Oliver and Quincy moved like they were finally allowed to be dogs. Noses down. Pulling toward fence posts like they held stories. Stopping mid-stride because something in the grass needed all of them.
Pussy willows. New leaves opening on the trees. Every invisible thing under the ground I would have walked right past, never knowing it was there.
And that amazed me — how much they could sense that wasn’t available to me.
I used to walk straight through most of it.
The only time we really slowed was when one of them signaled they had to go. Because that was the frame. Take the dogs out, let them do their business, maybe get a little exercise while I’m at it.

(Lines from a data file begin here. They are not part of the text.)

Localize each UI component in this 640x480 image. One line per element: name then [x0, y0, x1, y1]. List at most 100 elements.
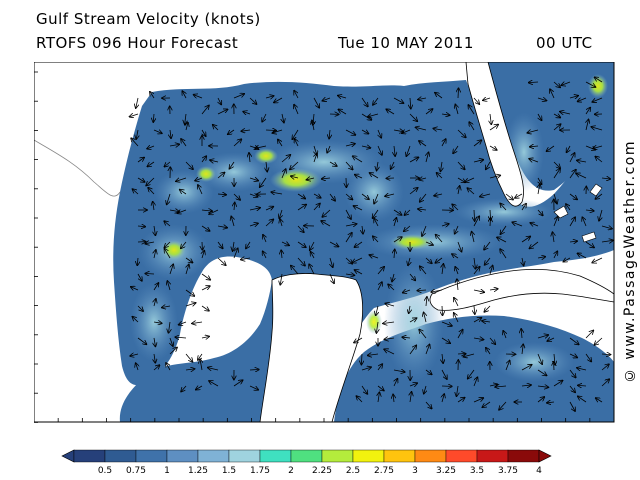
lon-tick-label: 80W: [508, 425, 526, 426]
current-arrow: [585, 331, 593, 339]
current-arrow: [167, 193, 171, 204]
current-arrow: [473, 140, 481, 147]
current-arrow: [473, 318, 481, 323]
current-arrow: [138, 273, 142, 281]
current-arrow: [181, 385, 187, 392]
current-arrow: [489, 337, 495, 344]
current-arrow: [170, 265, 173, 275]
current-arrow: [338, 96, 347, 98]
current-arrow: [136, 129, 138, 139]
current-arrow: [249, 370, 259, 371]
current-arrow: [474, 305, 475, 314]
current-arrow: [154, 250, 156, 259]
current-arrow: [311, 252, 314, 259]
current-arrow: [233, 139, 241, 147]
current-arrow: [402, 130, 411, 133]
current-arrow: [263, 251, 266, 259]
map-title: Gulf Stream Velocity (knots): [36, 10, 261, 28]
current-arrow: [442, 353, 443, 363]
legend-swatch: [383, 449, 416, 463]
current-arrow: [409, 113, 417, 121]
current-arrow: [394, 379, 397, 387]
current-arrow: [408, 257, 410, 265]
current-arrow: [166, 363, 171, 371]
current-arrow: [441, 321, 452, 326]
current-arrow: [201, 337, 209, 339]
current-arrow: [218, 97, 221, 104]
current-arrow: [210, 160, 219, 162]
current-arrow: [601, 364, 609, 371]
lon-tick-label: 99W: [49, 425, 67, 426]
current-arrow: [578, 385, 587, 386]
current-arrow: [297, 193, 305, 199]
current-arrow: [537, 257, 545, 258]
current-arrow: [265, 130, 276, 131]
current-arrow: [295, 139, 298, 147]
current-arrow: [280, 273, 282, 285]
current-arrow: [165, 161, 171, 167]
lon-tick-label: 100W: [34, 425, 46, 426]
current-arrow: [441, 161, 443, 171]
legend-label: 1.5: [222, 466, 236, 476]
legend-high-arrow: [538, 449, 552, 463]
current-arrow: [130, 114, 139, 117]
current-arrow: [321, 221, 331, 227]
longitude-axis: 100W99W 98W 97W 96W 95W 94W 93W 92W 91W 90W 89W 88W…: [34, 418, 618, 426]
current-arrow: [137, 257, 138, 265]
current-arrow: [418, 98, 427, 100]
legend-swatch: [476, 449, 509, 463]
current-arrow: [417, 290, 427, 291]
current-arrow: [185, 353, 192, 362]
current-arrow: [137, 337, 146, 344]
legend-label: 3.5: [470, 466, 484, 476]
current-arrow: [170, 129, 171, 138]
current-arrow: [442, 264, 443, 275]
current-arrow: [323, 98, 331, 101]
current-arrow: [455, 225, 458, 234]
lon-tick-label: 76W: [605, 425, 618, 426]
current-arrow: [202, 129, 206, 136]
current-arrow: [409, 157, 418, 163]
current-arrow: [345, 209, 351, 219]
current-arrow: [564, 258, 571, 262]
current-arrow: [233, 380, 243, 387]
current-arrow: [162, 306, 171, 308]
current-arrow: [424, 385, 426, 394]
legend-label: 3: [412, 466, 418, 476]
current-arrow: [537, 386, 548, 387]
current-arrow: [241, 258, 251, 260]
lon-tick-label: 98W: [73, 425, 91, 426]
legend-label: 2.5: [346, 466, 360, 476]
current-arrow: [569, 385, 575, 392]
current-arrow: [329, 161, 337, 166]
current-arrow: [330, 257, 333, 267]
current-arrow: [489, 145, 497, 150]
current-arrow: [435, 93, 443, 99]
lon-tick-label: 86W: [363, 425, 381, 426]
current-arrow: [153, 202, 154, 211]
current-arrow: [528, 130, 539, 133]
current-arrow: [547, 402, 555, 403]
current-arrow: [425, 369, 432, 374]
legend-label: 0.5: [98, 466, 112, 476]
current-arrow: [409, 305, 410, 313]
current-arrow: [137, 158, 144, 163]
current-arrow: [453, 145, 459, 153]
current-arrow: [595, 337, 603, 345]
legend-swatch: [352, 449, 385, 463]
current-arrow: [133, 189, 139, 195]
current-arrow: [547, 338, 555, 341]
current-arrow: [424, 313, 426, 323]
current-arrow: [465, 177, 475, 182]
legend-swatch: [166, 449, 199, 463]
current-arrow: [294, 91, 299, 99]
current-map: 30N29N28N27N26N25N24N23N22N21N20N19N18N …: [34, 62, 618, 426]
current-arrow: [265, 96, 274, 98]
current-arrow: [384, 349, 395, 355]
current-arrow: [353, 156, 363, 163]
current-arrow: [547, 145, 555, 151]
current-arrow: [601, 226, 612, 229]
lon-tick-label: 90W: [267, 425, 285, 426]
current-arrow: [553, 114, 560, 118]
current-arrow: [425, 401, 432, 408]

The walk had a job, and the job got done.
I thought I was walking them.
I was walking me.
It sounds like a paradox, doesn’t it. I love taking them out. They’re the whole reason I go. But once I was out the door, I unknowingly made the walk mine, and they just came along.

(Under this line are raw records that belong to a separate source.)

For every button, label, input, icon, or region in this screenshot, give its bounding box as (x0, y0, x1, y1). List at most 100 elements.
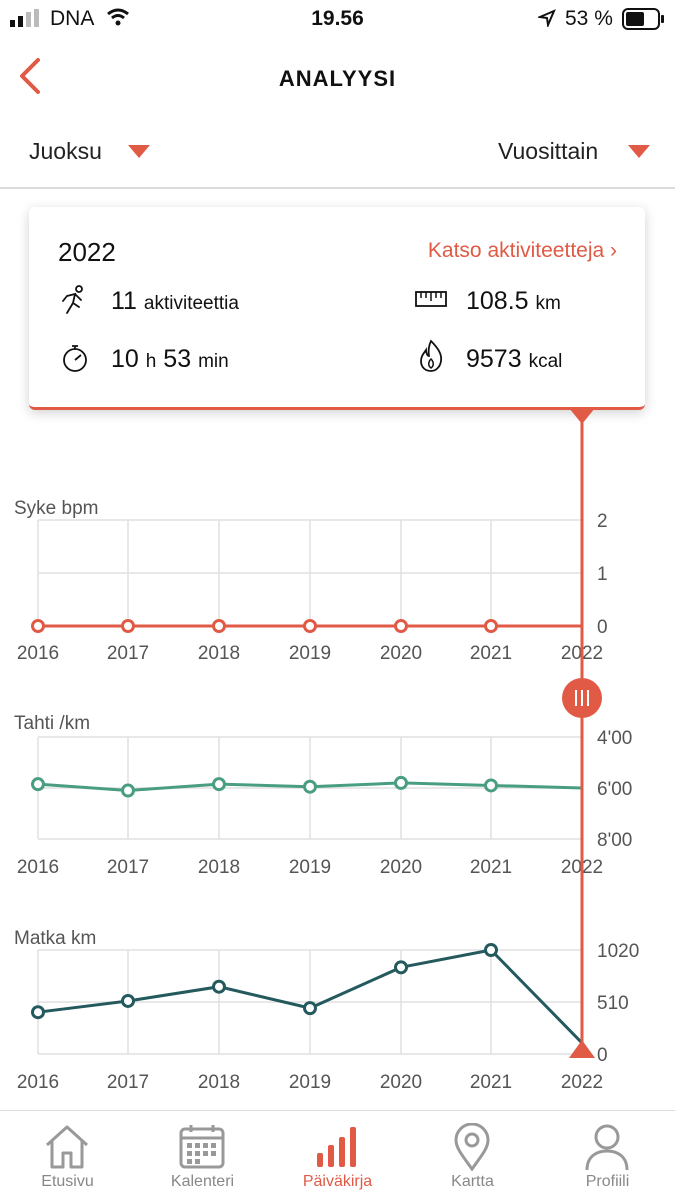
tab-paivakirja[interactable]: Päiväkirja (270, 1111, 405, 1201)
ruler-icon (415, 291, 447, 307)
data-point (212, 619, 226, 633)
y-tick-label: 0 (597, 617, 608, 638)
period-dropdown[interactable]: Vuosittain (498, 138, 650, 165)
status-bar: DNA 19.56 53 % (0, 0, 675, 40)
x-tick-label: 2022 (561, 1072, 603, 1093)
data-point (394, 619, 408, 633)
distance-stat: 108.5 km (466, 287, 561, 316)
data-point (303, 779, 317, 794)
x-tick-label: 2018 (198, 1072, 240, 1093)
tab-label: Profiili (585, 1173, 630, 1190)
flame-icon (420, 339, 443, 372)
duration-minutes: 53 (163, 345, 192, 373)
data-point (31, 777, 45, 792)
distance-value: 108.5 (466, 287, 529, 315)
activities-unit: aktiviteettia (143, 293, 239, 314)
activities-stat: 11 aktiviteettia (111, 287, 239, 316)
calories-value: 9573 (466, 345, 522, 373)
y-tick-label: 1 (597, 564, 608, 585)
view-activities-link[interactable]: Katso aktiviteetteja › (427, 239, 617, 262)
data-point (484, 619, 498, 633)
x-tick-label: 2017 (107, 857, 149, 878)
stopwatch-icon (63, 345, 87, 372)
tab-label: Päiväkirja (302, 1173, 373, 1190)
x-tick-label: 2019 (289, 857, 331, 878)
data-point (121, 619, 135, 633)
cursor-bottom-triangle (569, 1040, 595, 1058)
data-point (212, 777, 226, 792)
data-point (394, 960, 408, 975)
y-tick-label: 4'00 (597, 728, 632, 749)
calories-stat: 9573 kcal (466, 345, 562, 374)
y-tick-label: 6'00 (597, 779, 632, 800)
y-tick-label: 510 (597, 993, 629, 1014)
x-tick-label: 2017 (107, 1072, 149, 1093)
x-tick-label: 2019 (289, 643, 331, 664)
x-tick-label: 2020 (380, 643, 422, 664)
map-pin-icon (454, 1123, 490, 1171)
x-tick-label: 2016 (17, 643, 59, 664)
activity-dropdown-label: Juoksu (29, 138, 102, 164)
distance-unit: km (535, 293, 561, 314)
bar-chart-icon (317, 1127, 356, 1167)
data-point (121, 783, 135, 798)
filter-divider (0, 187, 675, 189)
tab-kalenteri[interactable]: Kalenteri (135, 1111, 270, 1201)
tab-label: Kalenteri (170, 1173, 235, 1190)
data-point (31, 1005, 45, 1020)
x-tick-label: 2020 (380, 857, 422, 878)
activities-value: 11 (111, 287, 137, 315)
duration-hours: 10 (111, 345, 139, 373)
tab-bar: Etusivu Kalenteri Päiväkirja Kartta Prof… (0, 1110, 675, 1201)
x-tick-label: 2019 (289, 1072, 331, 1093)
back-chevron-icon[interactable] (14, 56, 50, 96)
x-tick-label: 2021 (470, 857, 512, 878)
chart-title: Matka km (14, 928, 96, 949)
data-point (484, 943, 498, 957)
dropdown-triangle-icon (128, 145, 150, 158)
tab-profiili[interactable]: Profiili (540, 1111, 675, 1201)
data-point (484, 778, 498, 793)
duration-stat: 10 h 53 min (111, 345, 229, 374)
duration-hours-unit: h (145, 351, 157, 372)
x-tick-label: 2021 (470, 643, 512, 664)
y-tick-label: 0 (597, 1045, 608, 1066)
duration-minutes-unit: min (198, 351, 229, 372)
tab-label: Kartta (451, 1173, 494, 1190)
chart-title: Tahti /km (14, 713, 90, 734)
data-point (212, 979, 226, 994)
x-tick-label: 2016 (17, 857, 59, 878)
y-tick-label: 1020 (597, 941, 639, 962)
tab-etusivu[interactable]: Etusivu (0, 1111, 135, 1201)
battery-percentage: 53 % (565, 7, 613, 30)
period-dropdown-label: Vuosittain (498, 138, 599, 164)
x-tick-label: 2020 (380, 1072, 422, 1093)
tab-kartta[interactable]: Kartta (405, 1111, 540, 1201)
page-title: ANALYYSI (278, 66, 397, 91)
charts-area: Syke bpm 2 1 0 2016 2017 2018 2019 2020 2021 2022 T… (14, 408, 639, 1093)
location-arrow-icon (538, 9, 556, 27)
x-tick-label: 2018 (198, 857, 240, 878)
dropdown-triangle-icon (628, 145, 650, 158)
x-tick-label: 2017 (107, 643, 149, 664)
data-point (303, 1001, 317, 1016)
data-point (121, 993, 135, 1008)
battery-icon (622, 8, 664, 30)
x-tick-label: 2021 (470, 1072, 512, 1093)
summary-year: 2022 (58, 237, 116, 267)
activity-dropdown[interactable]: Juoksu (29, 138, 150, 165)
cursor-top-triangle (569, 408, 595, 424)
summary-card: 2022 Katso aktiviteetteja › 11 aktivitee… (29, 207, 645, 410)
tab-label: Etusivu (41, 1173, 94, 1190)
data-point (394, 775, 408, 790)
x-tick-label: 2016 (17, 1072, 59, 1093)
calories-unit: kcal (528, 351, 563, 372)
data-point (31, 619, 45, 633)
calendar-icon (179, 1125, 225, 1169)
profile-icon (585, 1124, 629, 1171)
y-tick-label: 2 (597, 511, 608, 532)
running-icon (62, 285, 83, 314)
signal-icon (10, 9, 39, 27)
wifi-icon (107, 8, 129, 26)
carrier-name: DNA (50, 7, 95, 30)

I’m the one with the leash, after all.
That night I watched them do their thing. A good sniff isn’t loitering — it’s their whole mind switched on. One block of it tires them out more than a brisk loop ever did.

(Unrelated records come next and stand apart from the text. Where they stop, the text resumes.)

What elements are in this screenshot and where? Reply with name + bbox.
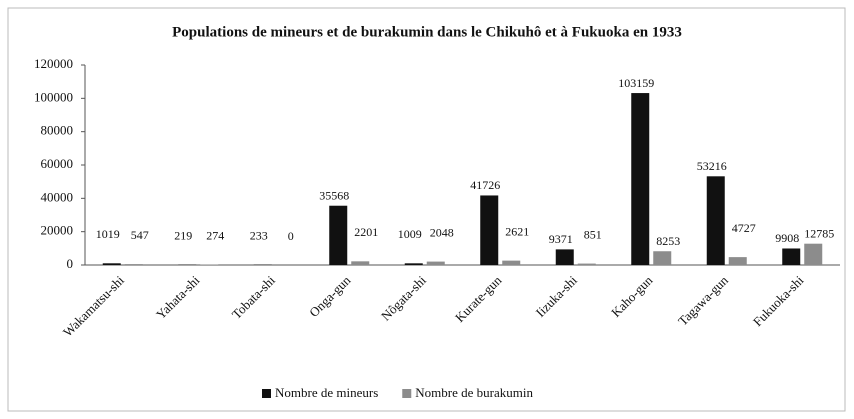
- value-label: 4727: [732, 221, 756, 235]
- bar: [706, 176, 725, 265]
- bar: [782, 248, 801, 265]
- value-label: 219: [174, 228, 192, 242]
- value-label: 9908: [775, 231, 799, 245]
- bar: [480, 195, 499, 265]
- value-label: 2048: [430, 225, 454, 239]
- legend-swatch: [402, 389, 412, 398]
- y-tick-label: 0: [67, 256, 74, 271]
- value-label: 1019: [96, 227, 120, 241]
- value-label: 41726: [470, 178, 500, 192]
- value-label: 0: [288, 229, 294, 243]
- chart-frame: [7, 7, 846, 412]
- value-label: 53216: [697, 159, 727, 173]
- legend-label: Nombre de mineurs: [275, 385, 378, 400]
- chart-title: Populations de mineurs et de burakumin d…: [172, 24, 682, 40]
- value-label: 9371: [549, 232, 573, 246]
- y-tick-label: 40000: [41, 189, 74, 204]
- bar: [804, 243, 823, 265]
- value-label: 2621: [505, 224, 529, 238]
- y-tick-label: 20000: [41, 223, 74, 238]
- value-label: 233: [250, 228, 268, 242]
- value-label: 2201: [354, 225, 378, 239]
- legend-swatch: [262, 389, 271, 398]
- y-tick-label: 60000: [41, 156, 74, 171]
- bar: [351, 261, 370, 265]
- y-tick-label: 120000: [34, 56, 73, 71]
- value-label: 35568: [319, 188, 349, 202]
- bar: [426, 261, 445, 265]
- value-label: 1009: [398, 227, 422, 241]
- bar: [124, 264, 143, 265]
- bar: [404, 263, 423, 265]
- bar: [102, 263, 121, 265]
- bar: [631, 93, 650, 266]
- value-label: 12785: [804, 226, 834, 240]
- value-label: 8253: [656, 234, 680, 248]
- bar: [329, 205, 348, 265]
- legend-label: Nombre de burakumin: [415, 385, 533, 400]
- bar: [502, 260, 521, 265]
- y-tick-label: 80000: [41, 123, 74, 138]
- bar: [653, 251, 672, 265]
- value-label: 274: [206, 228, 224, 242]
- value-label: 851: [584, 227, 602, 241]
- value-label: 547: [131, 228, 149, 242]
- y-tick-label: 100000: [34, 89, 73, 104]
- bar: [555, 249, 574, 265]
- bar: [728, 257, 747, 265]
- bar: [577, 263, 596, 265]
- value-label: 103159: [618, 76, 654, 90]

And I didn’t know that. I was unknowingly depriving them of the thing they actually need, and calling it a walk.
It’s like trying to tell a fish about water. They won’t have a clue what you mean. They’re swimming in it.
They still love to run and play. They do. But this was something else.
The slower they moved, the lighter they got. More alive. More themselves.
Somewhere in it, holy shit. Something’s different here.
I didn’t have words for it.
Then the next night, another friend mentioned the same thing.
“Oh yeah, we love to do that.”
And then she said it.
“It’s their walk, not yours.”
And there it was.
Because I’d already felt it the night before. I just hadn’t named it.
The walk was right there the whole time. Oliver and Quincy were right there. And I was hurrying us past it to get it done.
Maybe you do that somewhere too. Maybe you don’t.
But once you see a thing like this, you can’t unsee it. And honestly, that’s what makes it fun. Not how did I miss that. More like: oh. Cool. What else am I not seeing?
Will I choose the sniff walk every time? Maybe, maybe not. Some nights it’ll be twenty minutes and a job to finish.
But I’ll never not know this now.
That night my dogs came home tired in a different way. Worn out from being met. From getting to be themselves, on their own walk.
And that, it turns out, is the walk.